We want to construct a database to model the equilibrium of H2O, H+, and OH-. The elements composing these species are H and O.

The code block below implements function createElementList that construct an ElementList object containing the Element objects that constitute the Species objects we will construct next:

def createElementList():
    elements = ElementList()

    elements.append(Element()
        .withName("Hydrogen")
        .withSymbol("H")
        .withMolarMass(1.0e-3))

    elements.append(Element()
        .withName("Oxygen")
        .withSymbol("O")
        .withMolarMass(16.0e-3))

    return elements

We now define a function createSpeciesList that construct the Species objects that will populate our Database object:

def createSpeciesList(elements: ElementList):
    
    # Create the primary species (used to define the secondary species)

    primaryspecies = SpeciesList()

    primaryspecies.append(Species()
        .withName("H+")
        .withFormula("H+")
        .withCharge(1.0)
        .withElements(ElementalComposition([ (elements.get("H"),  1.0) ]))
        .withAggregateState(AggregateState.Aqueous)
        .withStandardGibbsEnergy(0.0))

    primaryspecies.append(Species()
        .withName("OH-")
        .withFormula("OH-")
        .withCharge(-1.0)
        .withElements(ElementalComposition([ (elements.get("O"), 1.0), (elements.get("H"), 1.0) ]))
        .withAggregateState(AggregateState.Aqueous)
        .withStandardGibbsEnergy(0.0))

    # Create the secondary species (using formation reactions from primary species)

    secondaryspecies = []

    secondaryspecies.append(Species()
        .withName("H2O")
        .withFormula("H2O")
        .withElements(ElementalComposition([ (elements.get("H"), 2.0), (elements.get("O"), 1.0) ]))
        .withAggregateState(AggregateState.Aqueous)
        .withFormationReaction(
            FormationReaction()
                .withReactants([
                    (primaryspecies.get("H+") , 1.0),
                    (primaryspecies.get("OH-"), 1.0) ])
                .withEquilibriumConstant(14.0)))

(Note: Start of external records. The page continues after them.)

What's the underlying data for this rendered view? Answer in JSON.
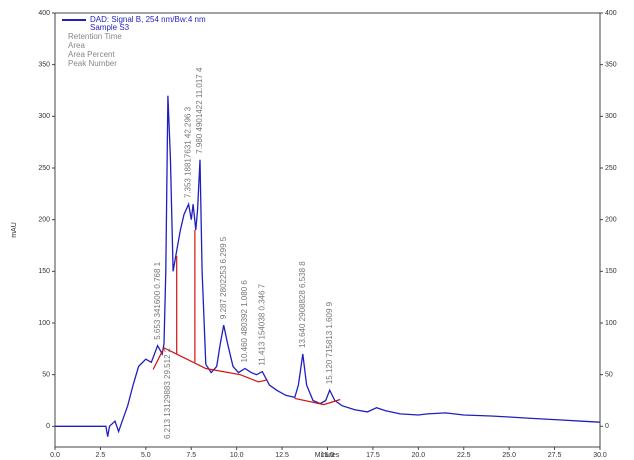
{
  "chart_data": {
    "type": "line",
    "xlabel": "Minutes",
    "ylabel": "mAU",
    "xlim": [
      0,
      30
    ],
    "ylim": [
      -20,
      400
    ],
    "y2lim": [
      -20,
      400
    ],
    "xticks": [
      {
        "value": 0,
        "label": "0.0"
      },
      2.5,
      {
        "value": 5,
        "label": "5.0"
      },
      7.5,
      {
        "value": 10,
        "label": "10.0"
      },
      12.5,
      {
        "value": 15,
        "label": "15.0"
      },
      17.5,
      {
        "value": 20,
        "label": "20.0"
      },
      22.5,
      {
        "value": 25,
        "label": "25.0"
      },
      27.5,
      {
        "value": 30,
        "label": "30.0"
      }
    ],
    "yticks": [
      0,
      50,
      100,
      150,
      200,
      250,
      300,
      350,
      400
    ],
    "y2ticks": [
      0,
      50,
      100,
      150,
      200,
      250,
      300,
      350,
      400
    ],
    "legend_lines": [
      "Sample S3",
      "Retention Time",
      "Area",
      "Area Percent",
      "Peak Number"
    ],
    "series": [
      {
        "name": "DAD: Signal B, 254 nm/Bw:4 nm",
        "color": "#1f1fbf",
        "x": [
          0,
          2.5,
          2.8,
          2.9,
          3.0,
          3.3,
          3.5,
          3.7,
          4.0,
          4.3,
          4.6,
          5.0,
          5.3,
          5.65,
          5.9,
          6.0,
          6.1,
          6.213,
          6.35,
          6.5,
          6.7,
          6.9,
          7.1,
          7.353,
          7.5,
          7.6,
          7.75,
          7.85,
          7.98,
          8.1,
          8.3,
          8.6,
          8.9,
          9.1,
          9.287,
          9.5,
          9.8,
          10.1,
          10.46,
          10.8,
          11.1,
          11.413,
          11.8,
          12.2,
          12.7,
          13.2,
          13.4,
          13.64,
          13.85,
          14.2,
          14.6,
          14.9,
          15.12,
          15.4,
          15.8,
          16.5,
          17.2,
          17.7,
          18.2,
          19.0,
          20.0,
          20.5,
          21.5,
          22.5,
          24.0,
          25.0,
          26.0,
          27.0,
          28.0,
          29.0,
          30.0
        ],
        "values": [
          0,
          0,
          0,
          -10,
          0,
          5,
          -5,
          5,
          20,
          40,
          58,
          65,
          62,
          78,
          70,
          80,
          150,
          320,
          260,
          150,
          170,
          190,
          205,
          215,
          200,
          215,
          190,
          210,
          258,
          150,
          60,
          52,
          58,
          80,
          98,
          80,
          58,
          52,
          56,
          52,
          50,
          53,
          40,
          35,
          30,
          28,
          40,
          70,
          40,
          25,
          22,
          25,
          35,
          25,
          20,
          16,
          14,
          18,
          15,
          12,
          11,
          12,
          13,
          11,
          10,
          9,
          8,
          7,
          6,
          5,
          4
        ]
      },
      {
        "color": "#d01010",
        "x": [
          5.4,
          6.0,
          8.3,
          10.2,
          11.2,
          11.7,
          null,
          13.2,
          14.8,
          15.7
        ],
        "values": [
          55,
          76,
          56,
          50,
          43,
          45,
          null,
          27,
          21,
          26
        ]
      }
    ],
    "drop_lines": [
      {
        "x": 6.7,
        "values": [
          70,
          165
        ]
      },
      {
        "x": 7.7,
        "values": [
          62,
          190
        ]
      }
    ],
    "annotations": [
      {
        "x": 5.653,
        "text": "5.653 341600 0.768 1"
      },
      {
        "x": 6.213,
        "text": "6.213 13129883 29.512 2",
        "position": "bottom"
      },
      {
        "x": 7.353,
        "text": "7.353 18817631 42.296 3"
      },
      {
        "x": 7.98,
        "text": "7.980 4901422 11.017 4"
      },
      {
        "x": 9.287,
        "text": "9.287 2802253 6.299 5"
      },
      {
        "x": 10.46,
        "text": "10.460 480392 1.080 6"
      },
      {
        "x": 11.413,
        "text": "11.413 154038 0.346 7"
      },
      {
        "x": 13.64,
        "text": "13.640 2908828 6.538 8"
      },
      {
        "x": 15.12,
        "text": "15.120 715813 1.609 9"
      }
    ]
  }
}
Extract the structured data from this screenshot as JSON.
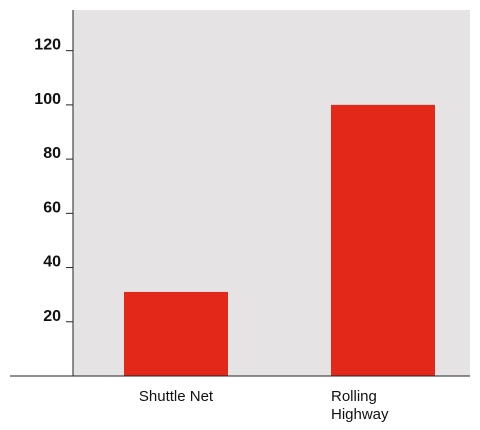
{
  "chart_data": {
    "type": "bar",
    "categories": [
      [
        "Shuttle Net"
      ],
      [
        "Rolling",
        "Highway"
      ]
    ],
    "values": [
      31,
      100
    ],
    "title": "",
    "xlabel": "",
    "ylabel": "",
    "ylim": [
      0,
      135
    ],
    "yticks": [
      20,
      40,
      60,
      80,
      100,
      120
    ],
    "grid": false,
    "colors": {
      "bar": "#e32718",
      "plot_background": "#e5e3e4",
      "axis": "#222222"
    }
  }
}
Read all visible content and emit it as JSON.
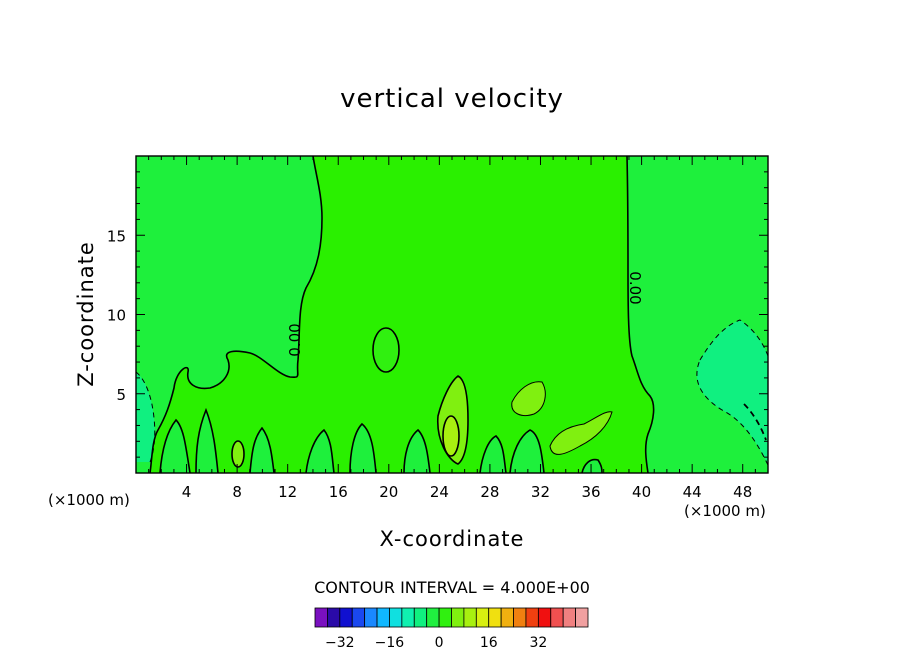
{
  "chart_data": {
    "type": "contour",
    "title": "vertical velocity",
    "xlabel": "X-coordinate",
    "ylabel": "Z-coordinate",
    "x_unit_left": "(×1000 m)",
    "x_unit_right": "(×1000 m)",
    "xlim": [
      0,
      50
    ],
    "ylim": [
      0,
      20
    ],
    "x_ticks": [
      4,
      8,
      12,
      16,
      20,
      24,
      28,
      32,
      36,
      40,
      44,
      48
    ],
    "y_ticks": [
      5,
      10,
      15
    ],
    "contour_interval_text": "CONTOUR INTERVAL = 4.000E+00",
    "contour_label": "0.00",
    "colorbar": {
      "levels": [
        -36,
        -32,
        -28,
        -24,
        -20,
        -16,
        -12,
        -8,
        -4,
        0,
        4,
        8,
        12,
        16,
        20,
        24,
        28,
        32,
        36
      ],
      "tick_values": [
        -32,
        -16,
        0,
        16,
        32
      ],
      "tick_labels": [
        "−32",
        "−16",
        "0",
        "16",
        "32"
      ],
      "colors": [
        "#7a10c0",
        "#2a0aa8",
        "#1010d0",
        "#1a48f0",
        "#1a88ff",
        "#10b8ff",
        "#10e0e0",
        "#10f0b0",
        "#10f080",
        "#20f040",
        "#30f010",
        "#80f010",
        "#a8f010",
        "#d8f010",
        "#f0e010",
        "#f0b010",
        "#f08010",
        "#f04010",
        "#f01010",
        "#f05050",
        "#f08080",
        "#f0a0a0"
      ]
    },
    "background_color": "#20f000"
  }
}
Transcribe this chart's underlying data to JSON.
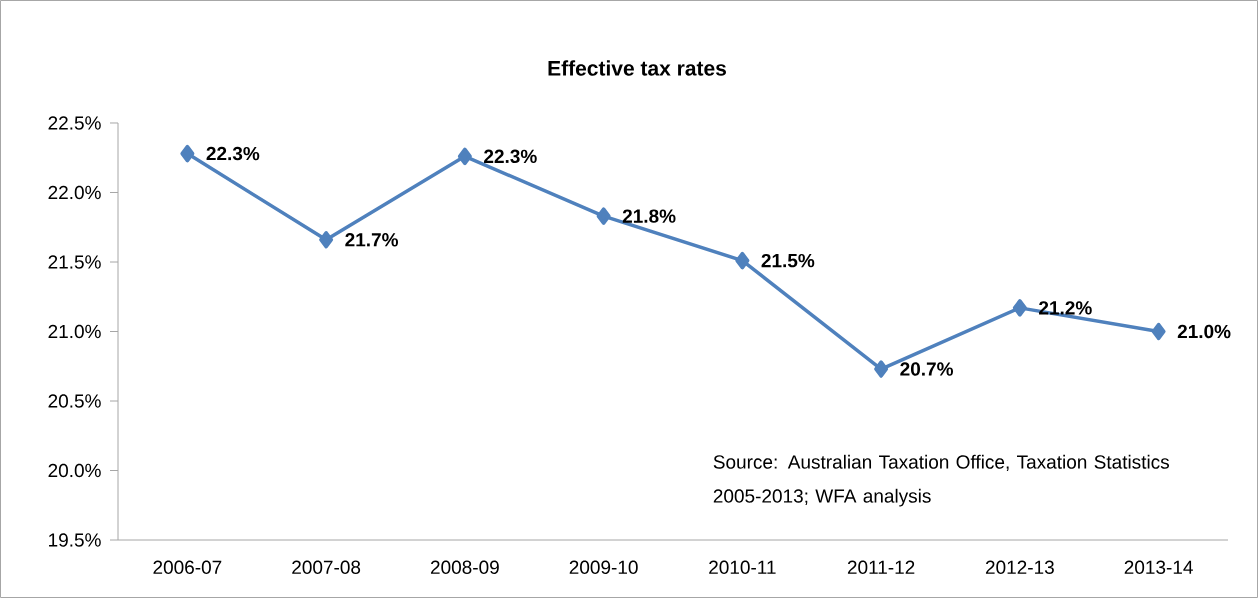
{
  "chart_data": {
    "type": "line",
    "title": "Effective tax rates",
    "categories": [
      "2006-07",
      "2007-08",
      "2008-09",
      "2009-10",
      "2010-11",
      "2011-12",
      "2012-13",
      "2013-14"
    ],
    "values": [
      22.28,
      21.66,
      22.26,
      21.83,
      21.51,
      20.73,
      21.17,
      21.0
    ],
    "value_labels": [
      "22.3%",
      "21.7%",
      "22.3%",
      "21.8%",
      "21.5%",
      "20.7%",
      "21.2%",
      "21.0%"
    ],
    "color": "#4f81bd",
    "marker": "diamond",
    "line_style": "solid",
    "ylim": [
      19.5,
      22.5
    ],
    "yticks": [
      {
        "value": 19.5,
        "label": "19.5%"
      },
      {
        "value": 20.0,
        "label": "20.0%"
      },
      {
        "value": 20.5,
        "label": "20.5%"
      },
      {
        "value": 21.0,
        "label": "21.0%"
      },
      {
        "value": 21.5,
        "label": "21.5%"
      },
      {
        "value": 22.0,
        "label": "22.0%"
      },
      {
        "value": 22.5,
        "label": "22.5%"
      }
    ],
    "annotations": [
      "Source: Australian Taxation Office, Taxation Statistics 2005-2013; WFA analysis"
    ]
  }
}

    return primaryspecies + secondaryspecies  # concatenate both species lists

We now create our auxiliary createCustomDatabase function that creates our Database object:

def createCustomDatabase():
    elements = createElementList()
    species = createSpeciesList(elements)
    return Database(species.data())

We are now ready for our chemical equilibrium calculation:

db = createCustomDatabase()

solution = AqueousPhase()

system = ChemicalSystem(db, solution)

state = ChemicalState(system)
state.set("H2O", 1.0, "kg")

equilibrate(state)

print(state)
+-----------------+-------------+------+
| Property        |       Value | Unit |
+-----------------+-------------+------+
| Temperature     |      298.15 |    K |
| Pressure        |      100000 |   Pa |
| Charge:         |           0 |  mol |
| Element Amount: |             |      |
| :: H            |     111.111 |  mol |
| :: O            |     55.5556 |  mol |
| Species Amount: |             |      |
| :: H+           | 1.00085e-07 |  mol |
| :: OH-          | 1.00085e-07 |  mol |
| :: H2O          |     55.5556 |  mol |
+-----------------+-------------+------+

That’s it! We managed to create a Reaktoro script entirely from scratch. From database creation to an equilibrium calculation.